The admissions procedure to the program will be based on a points system similar to one used in Quebec. Young, highly educated people who are married with children and who are already working in the Czech Republic will receive the most points. Speakers of Czech or Slovak will be preferred, though knowledge of English, French, or German would also win the applicant points.

Ideal applicants will be between the ages of 23 and 35, though points would be awarded to applicants up to 43 years of age. The purpose is to find applicants who are most likely to succeed in integrating into Czech society.

Two years ago, Germany launched a project to attract thousands of computer experts from non-EU countries -- offering jobs and residency permits. So far, Germany has only admitted 12,000 of a projected 20,000 computer specialists needed to fill a shortage in the German economy.

Some 10,000 were admitted during the first 14 months of the program through last September. However, since then, foreign interest has declined. The largest number of foreigners in the German program have come from India, making up over 22 percent of the total, followed by experts from the CIS and Romania. Czechs and Slovaks combined make up 7 percent of the German total and thus are contributing to the shortage at home.

A new program is now getting under way in the eastern German state of Saxony to attract East European doctors, especially from the Czech Republic and Poland. They would replace the many doctors from Saxony who have migrated to western Germany in search of better-paying jobs.

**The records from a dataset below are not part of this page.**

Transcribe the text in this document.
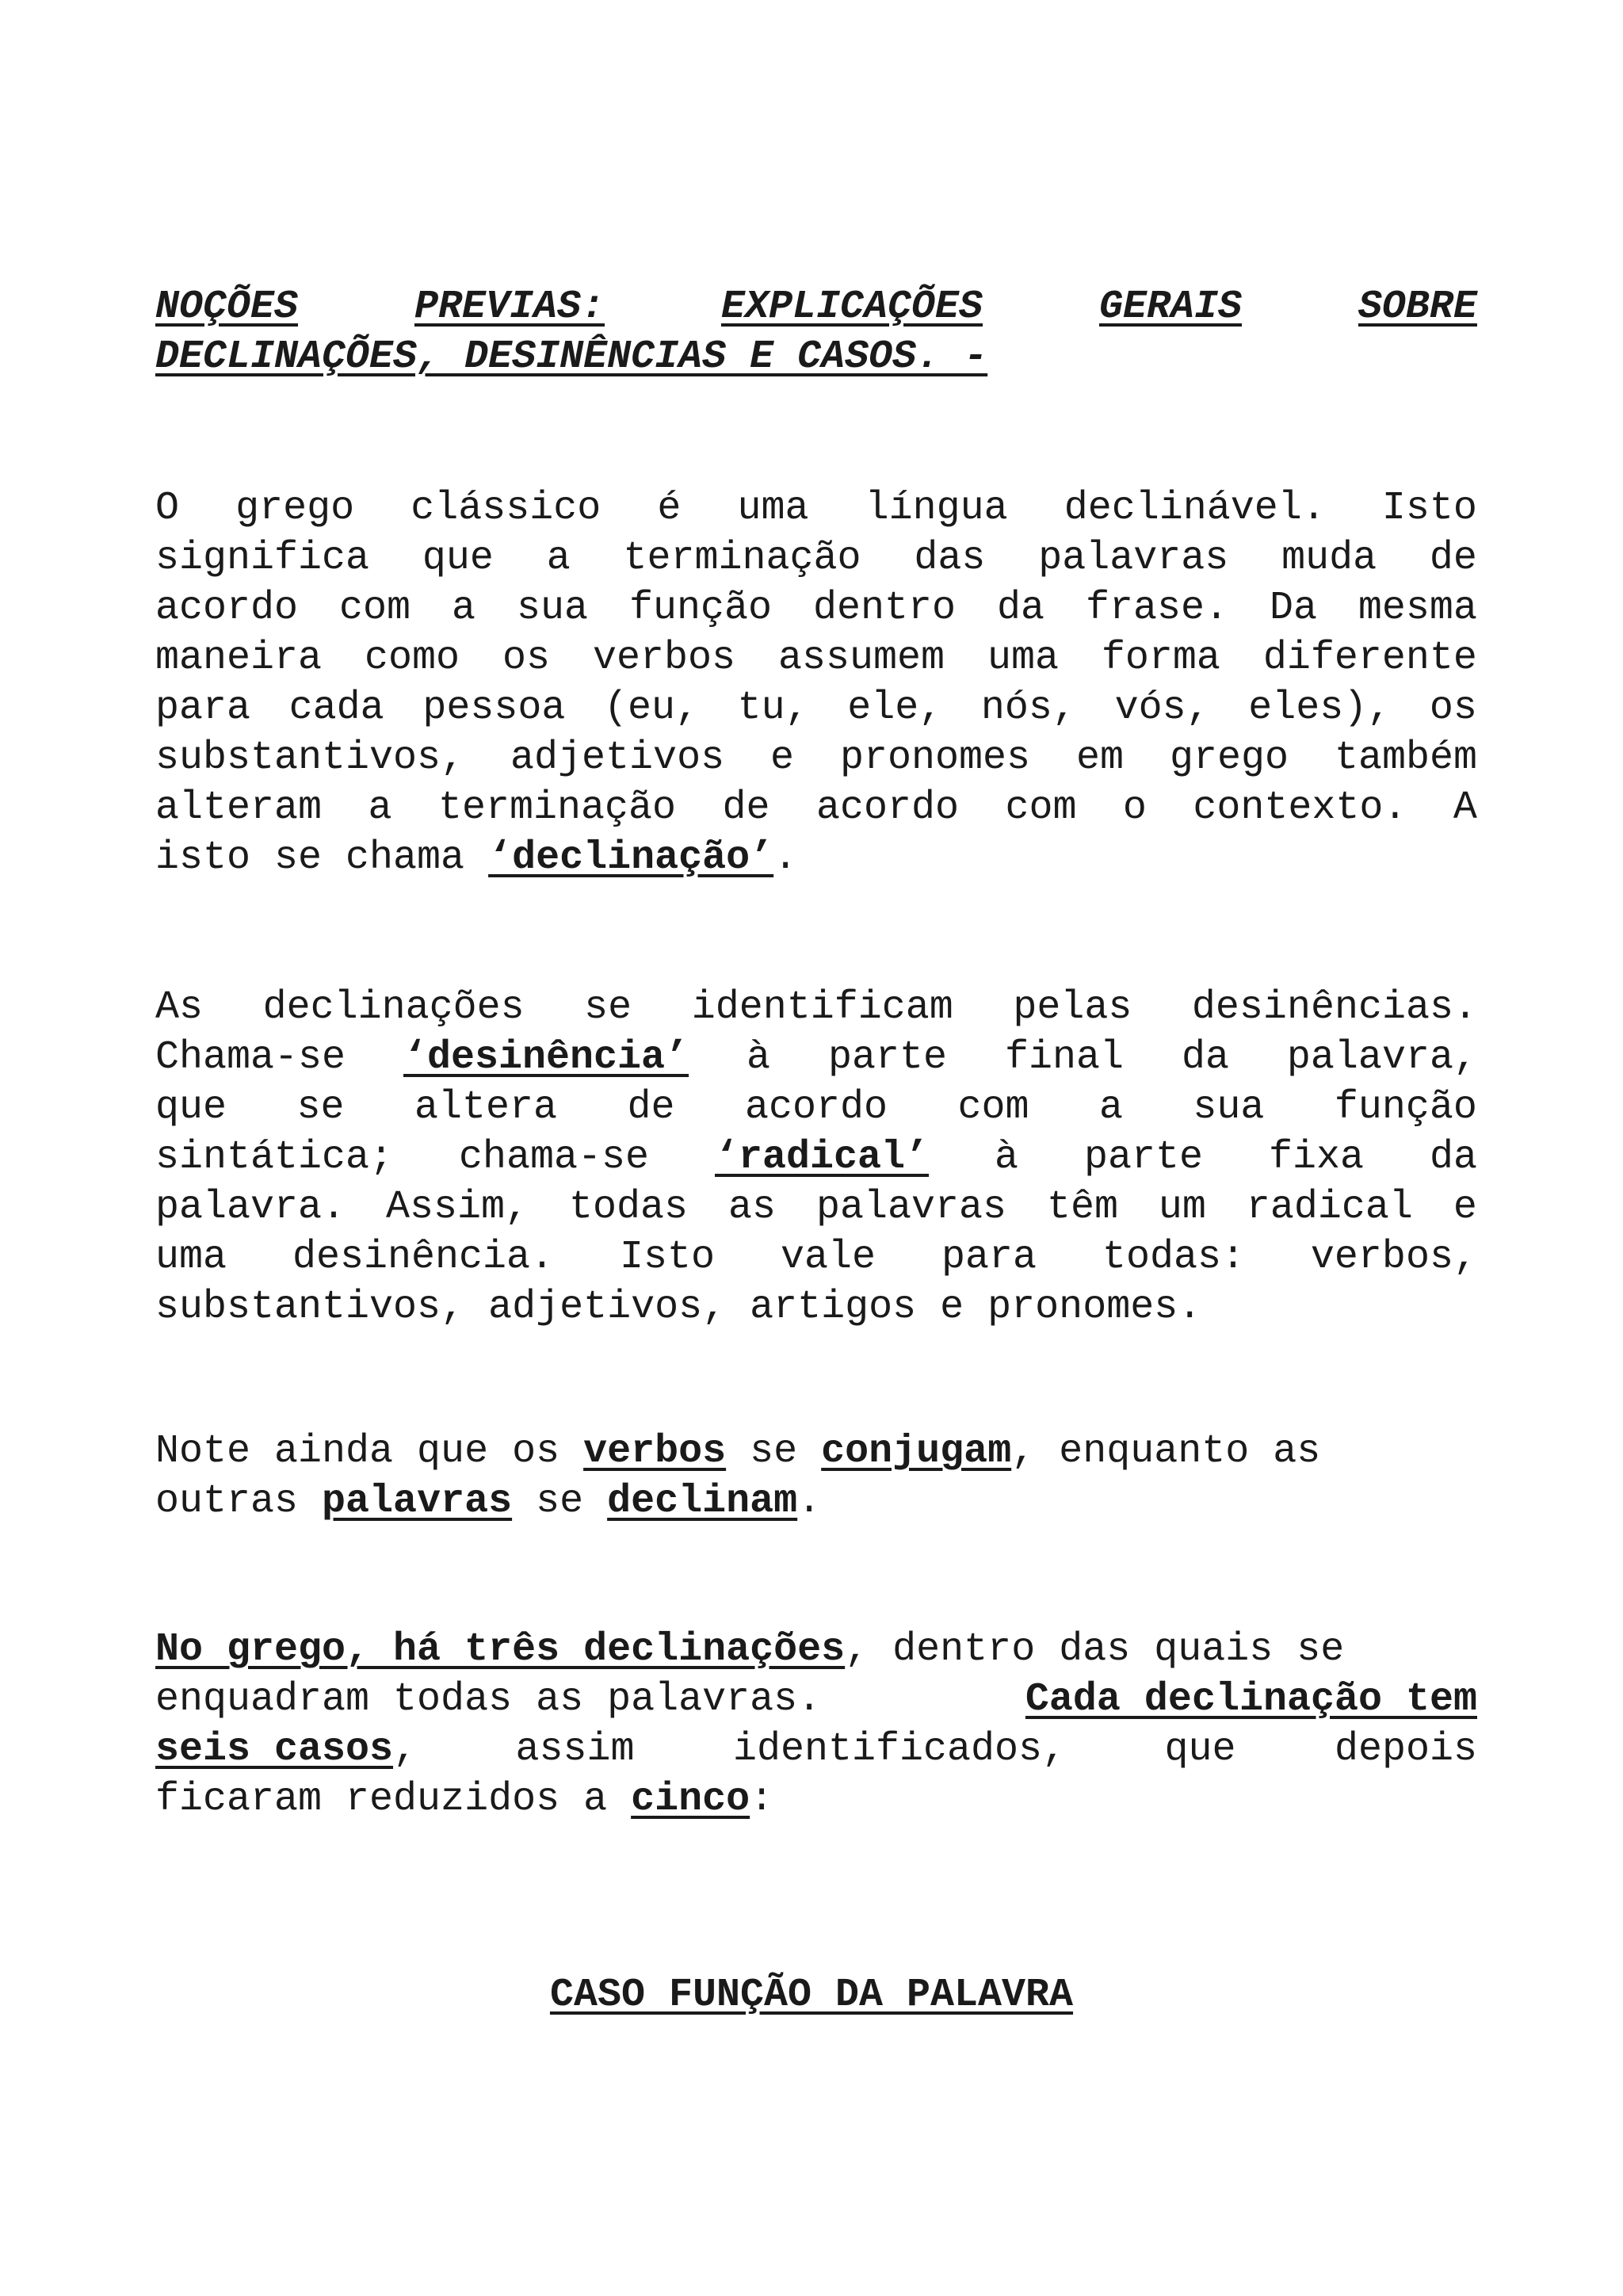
NOÇÕES	PREVIAS:	EXPLICAÇÕES	GERAIS	SOBRE
DECLINAÇÕES, DESINÊNCIAS E CASOS. -
O grego clássico é uma língua declinável. Isto
significa que a terminação das palavras muda de
acordo com a sua função dentro da frase. Da mesma
maneira como os verbos assumem uma forma diferente
para cada pessoa (eu, tu, ele, nós, vós, eles), os
substantivos, adjetivos e pronomes em grego também
alteram a terminação de acordo com o contexto. A
isto se chama ‘declinação’.
As declinações se identificam pelas desinências.
Chama-se ‘desinência’ à parte final da palavra,
que se altera de acordo com a sua função
sintática; chama-se ‘radical’ à parte fixa da
palavra. Assim, todas as palavras têm um radical e
uma desinência. Isto vale para todas: verbos,
substantivos, adjetivos, artigos e pronomes.
Note ainda que os verbos se conjugam, enquanto as
outras palavras se declinam.
No grego, há três declinações, dentro das quais se
enquadram todas as palavras.	Cada declinação tem
seis casos, assim identificados, que depois
ficaram reduzidos a cinco:
CASO FUNÇÃO DA PALAVRA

The Czech Medical Chamber says that while this would be a very lucrative move for Czech doctors it would create a shortage of doctors in the Czech Republic, eventually resulting in an inflow of doctors from Slovakia and Ukraine. That trend is already well under way among nurses -- with many Czech nurses having moved abroad and being replaced by Ukrainian nurses, who are happy to earn a salary that, while low by EU standards, is still higher than back home.